Ostatnio przejrzałam moje lakierowe zbiory w poszukiwaniu ewidentnych kolorystycznych bliźniaków, w celu bezwzględnej eliminacji i tworzenia miejsca na nowe nabytki oczywiście :) Swoje lakiery trzymam w szufladzie i obiecałam sobie, że jeśli przestaną się tam mieścić to przestaję kupować. Czekam na moje miniaturki OPI i miejsca brak... Dlatego takie porządki są mile widziane.
Na pierwszy ogień poszła parka, między którą waham się już jakiś dłuższy czas. I wiem, już wiem kto ze mną zostaje.
Baza obu lakierów jest identyczna - waha się między czernią, a bardzo ciemną, zgaszoną zielenią. Lakiery napakowane są ogromną ilością drobinek w kolorze starego złota i właśnie w drobinkach jest największa różnica. Inglot 851 ma drobne, shimmerowe drobinki, za to Essence 01 gold old buffy idzie bardziej w wykończenie glassfleckowe. I właśnie dlatego zostaje ze mną :) Jest bardziej wyrazisty na paznokciach, dużo ładniej się błyszczy niż lakier Inglota, który sprawia wrażenie mętnego? :P
2 warstwy lakieru + Seche vite
Lakier Essence pochodzi z limitowanki Vampires Love, która wyszła w okolicach listopada 2011 roku, więc szans na zdobycie tego lakieru już niestety nie macie. Myślę, że lepiej się sprawa ma, jeśli chodzi o lakier Inglota. Jeśli chodzi o konsystencję, to Essence jest gęsty i po 2 warstwach krycie jest idealne, za to Inglot jest rzadki i lubi czasami zrobić jakiś delikatny prześwit. Dodatkowo łatwo nim zalać skórki... Jeśli chodzi o trwałość, to oba nie powalają. Mimo nałożonej warstwy Seche vite schodziły równo.

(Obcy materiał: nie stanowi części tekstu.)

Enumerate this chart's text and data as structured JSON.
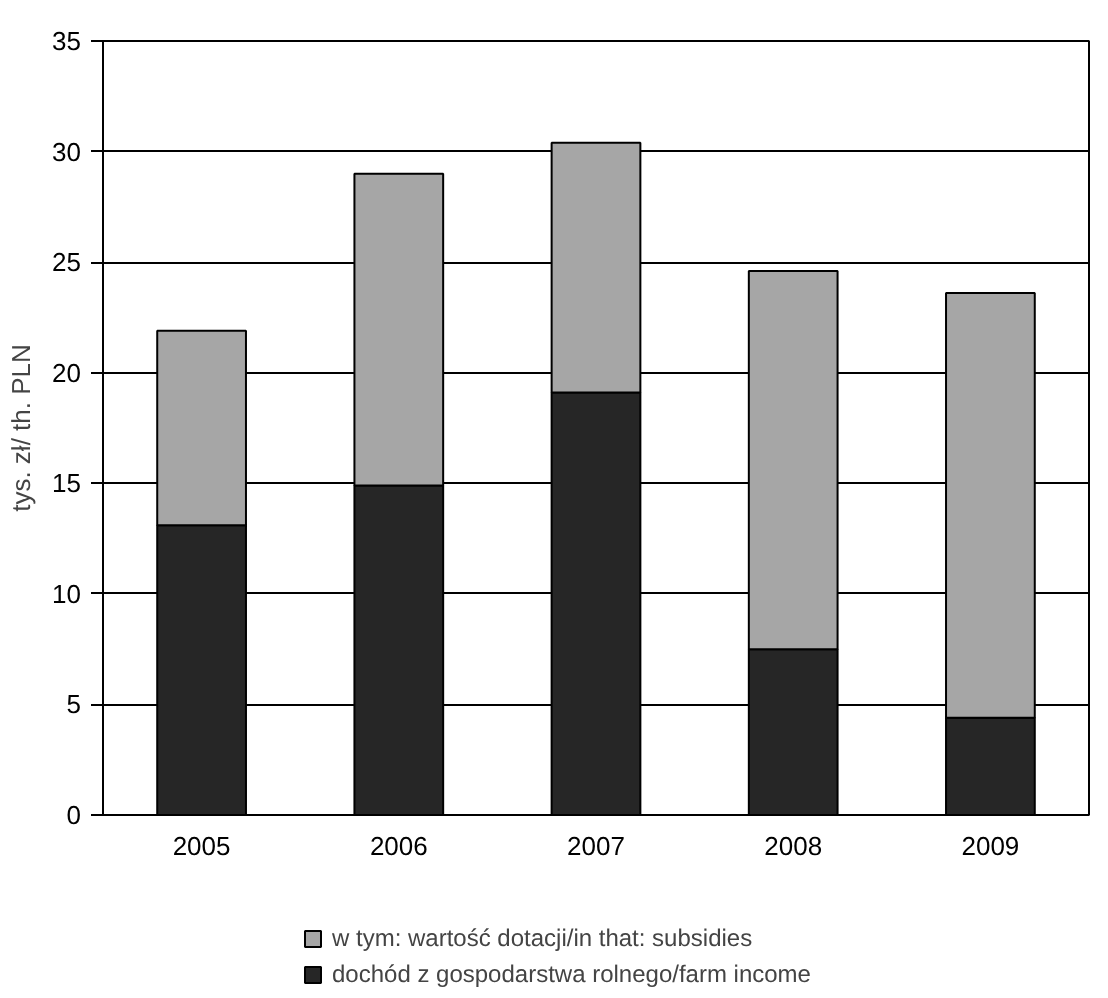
{
  "chart_data": {
    "type": "bar",
    "ylabel": "tys. zł/ th. PLN",
    "stacked": true,
    "categories": [
      "2005",
      "2006",
      "2007",
      "2008",
      "2009"
    ],
    "series": [
      {
        "name": "dochód z gospodarstwa rolnego/farm income",
        "color": "#262626",
        "values": [
          13.1,
          14.9,
          19.1,
          7.5,
          4.4
        ]
      },
      {
        "name": "w tym: wartość dotacji/in that: subsidies",
        "color": "#a6a6a6",
        "values": [
          8.8,
          14.1,
          11.3,
          17.1,
          19.2
        ]
      }
    ],
    "ylim": [
      0,
      35
    ],
    "yticks": [
      0,
      5,
      10,
      15,
      20,
      25,
      30,
      35
    ],
    "grid": "y",
    "legend": "bottom"
  }
}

Pędzelki: u Inglota klasyczny cienki, Essence ma pędzelek cienki, płaski i szerszy niż standardowo. Jest bardzo podobny do nowej serii Colour&Go, chociaż mniej puchaty. Na temat schnięcia wypowiedzieć za bardzo się nie mogę, ale z racji gęstości, lakier Essence wysychał dłużej (nawet pod SV).
A może wolicie Inglota? Hm... w sumie aktualnie nie ma właściciela, więc... :D
pozdrawiam, A.
Essence ma troszkę większe drobinki i bardziej mi się podoba.